Ce n'est pas tout à fait un film comme on les conçoit. C'est une succession de sketches dissimulés en plus sous un titre excessif puisque il ne s'agit que de deux personnages. C'est du Guitry pur jus mais bien inférieur à ''Donne moi tes yeux'' ou ''Mon père avait raison''.Les acteurs sont parfaits avec un Poiret en indiscutable numéro 1,son intervention au tribunal est admirable. De même la courte apparition de Dary Cowl,sans queue ni tête,mais qui est un petit chef d'oeuvre à elle seule. Sous son coté humoristique souriant,cette oeuvre cache des leçons de morale et son coté désabusé voire cynique me gène. Il y a tout de même trois morts dont l'adorable Magali Noêl qui développe ici un type de féminité un peu inhabituel. Film brillant,intelligent possédant une séquence que je n'avais jamais vu : un flash-back raconté par un personnage ou l'on voit des choses qu'il n'a pas pu voir;c'est intellectuellement amusant mais peu respectueux de la rigueur cinématographique.

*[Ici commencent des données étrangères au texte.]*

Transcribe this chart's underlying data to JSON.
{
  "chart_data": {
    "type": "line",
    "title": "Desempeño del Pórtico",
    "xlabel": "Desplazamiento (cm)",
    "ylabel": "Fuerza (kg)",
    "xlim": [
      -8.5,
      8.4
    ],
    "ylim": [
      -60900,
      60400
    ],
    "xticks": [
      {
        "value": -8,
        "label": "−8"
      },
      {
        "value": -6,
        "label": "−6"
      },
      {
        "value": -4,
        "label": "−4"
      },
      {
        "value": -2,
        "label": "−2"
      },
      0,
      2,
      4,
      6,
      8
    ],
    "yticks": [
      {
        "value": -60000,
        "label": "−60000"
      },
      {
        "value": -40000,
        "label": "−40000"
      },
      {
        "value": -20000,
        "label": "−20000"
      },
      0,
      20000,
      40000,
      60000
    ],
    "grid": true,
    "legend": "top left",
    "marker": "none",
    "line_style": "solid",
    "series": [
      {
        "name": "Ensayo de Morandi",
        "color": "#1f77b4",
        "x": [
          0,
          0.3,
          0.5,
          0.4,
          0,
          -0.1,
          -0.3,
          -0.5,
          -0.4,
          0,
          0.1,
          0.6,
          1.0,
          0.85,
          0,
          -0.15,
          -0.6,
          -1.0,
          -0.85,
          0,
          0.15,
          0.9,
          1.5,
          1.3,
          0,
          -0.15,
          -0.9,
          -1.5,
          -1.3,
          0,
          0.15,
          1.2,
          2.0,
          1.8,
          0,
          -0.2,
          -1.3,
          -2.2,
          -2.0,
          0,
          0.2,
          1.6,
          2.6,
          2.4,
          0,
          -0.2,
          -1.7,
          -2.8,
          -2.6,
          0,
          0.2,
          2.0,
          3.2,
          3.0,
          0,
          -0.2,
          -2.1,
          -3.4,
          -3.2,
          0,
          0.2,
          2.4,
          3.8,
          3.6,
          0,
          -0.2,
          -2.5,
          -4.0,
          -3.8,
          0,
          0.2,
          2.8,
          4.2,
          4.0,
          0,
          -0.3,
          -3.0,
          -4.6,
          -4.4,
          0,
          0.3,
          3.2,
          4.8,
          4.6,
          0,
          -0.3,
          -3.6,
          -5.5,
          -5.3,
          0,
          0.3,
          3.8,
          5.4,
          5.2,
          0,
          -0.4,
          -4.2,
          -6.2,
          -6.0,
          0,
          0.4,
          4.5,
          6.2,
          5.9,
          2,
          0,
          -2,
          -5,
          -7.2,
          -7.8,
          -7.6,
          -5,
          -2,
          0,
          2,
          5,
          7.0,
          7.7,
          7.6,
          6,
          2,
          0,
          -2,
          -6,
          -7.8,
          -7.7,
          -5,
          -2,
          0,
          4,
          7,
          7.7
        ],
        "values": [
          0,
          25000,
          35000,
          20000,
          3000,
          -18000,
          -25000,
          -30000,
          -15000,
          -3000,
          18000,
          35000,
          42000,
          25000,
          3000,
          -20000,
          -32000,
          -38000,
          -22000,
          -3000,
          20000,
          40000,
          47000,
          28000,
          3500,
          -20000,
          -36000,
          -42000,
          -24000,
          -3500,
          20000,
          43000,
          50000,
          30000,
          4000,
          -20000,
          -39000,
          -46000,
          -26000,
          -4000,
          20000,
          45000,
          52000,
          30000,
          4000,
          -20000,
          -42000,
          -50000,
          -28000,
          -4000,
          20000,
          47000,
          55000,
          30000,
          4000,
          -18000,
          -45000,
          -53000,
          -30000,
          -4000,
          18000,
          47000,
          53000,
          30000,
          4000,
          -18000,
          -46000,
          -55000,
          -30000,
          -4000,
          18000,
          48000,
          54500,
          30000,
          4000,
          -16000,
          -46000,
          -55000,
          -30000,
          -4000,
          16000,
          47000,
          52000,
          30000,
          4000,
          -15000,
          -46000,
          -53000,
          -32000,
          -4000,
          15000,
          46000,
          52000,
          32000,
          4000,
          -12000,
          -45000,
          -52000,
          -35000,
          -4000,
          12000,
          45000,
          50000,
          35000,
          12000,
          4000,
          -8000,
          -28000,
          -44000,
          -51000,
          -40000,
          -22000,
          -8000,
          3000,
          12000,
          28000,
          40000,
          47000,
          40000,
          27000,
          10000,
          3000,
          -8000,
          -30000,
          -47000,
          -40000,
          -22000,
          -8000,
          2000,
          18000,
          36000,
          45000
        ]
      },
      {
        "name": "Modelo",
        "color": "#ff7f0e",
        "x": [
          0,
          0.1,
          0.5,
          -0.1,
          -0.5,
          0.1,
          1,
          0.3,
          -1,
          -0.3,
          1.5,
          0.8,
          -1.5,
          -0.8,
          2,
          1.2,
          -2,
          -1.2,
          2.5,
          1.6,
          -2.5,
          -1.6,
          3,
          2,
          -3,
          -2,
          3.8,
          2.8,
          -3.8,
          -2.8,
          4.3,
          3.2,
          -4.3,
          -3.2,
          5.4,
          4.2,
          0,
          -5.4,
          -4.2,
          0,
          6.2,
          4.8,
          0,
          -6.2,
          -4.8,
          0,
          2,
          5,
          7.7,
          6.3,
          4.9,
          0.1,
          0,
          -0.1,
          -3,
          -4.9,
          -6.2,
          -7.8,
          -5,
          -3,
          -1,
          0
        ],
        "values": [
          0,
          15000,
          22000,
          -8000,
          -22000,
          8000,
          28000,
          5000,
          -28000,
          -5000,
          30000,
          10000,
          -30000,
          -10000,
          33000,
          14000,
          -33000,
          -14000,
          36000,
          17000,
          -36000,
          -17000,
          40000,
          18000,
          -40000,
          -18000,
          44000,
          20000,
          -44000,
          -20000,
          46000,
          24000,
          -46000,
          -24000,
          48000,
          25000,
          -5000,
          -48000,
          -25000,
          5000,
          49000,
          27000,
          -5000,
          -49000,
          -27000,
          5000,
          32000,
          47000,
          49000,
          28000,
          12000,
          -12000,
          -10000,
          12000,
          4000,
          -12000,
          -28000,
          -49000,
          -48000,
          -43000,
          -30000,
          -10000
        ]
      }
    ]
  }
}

Film plutôt agréable grâce à une intrigue bien ficelée et à des dialogues enlevés. Deux regrets toutefois : la séquence au restaurant de la clinique qui n’est qu’une succession de petits numéros individuels sans intérêt. Idem avec la désastreuse prestation soi-disant comique de Darry Cowl au tribunal. Tout cela sent le rajout, le bourrage… Plus de 20mn inutiles dans un film qui aurait pu en revanche soigner une fin trop abrupte.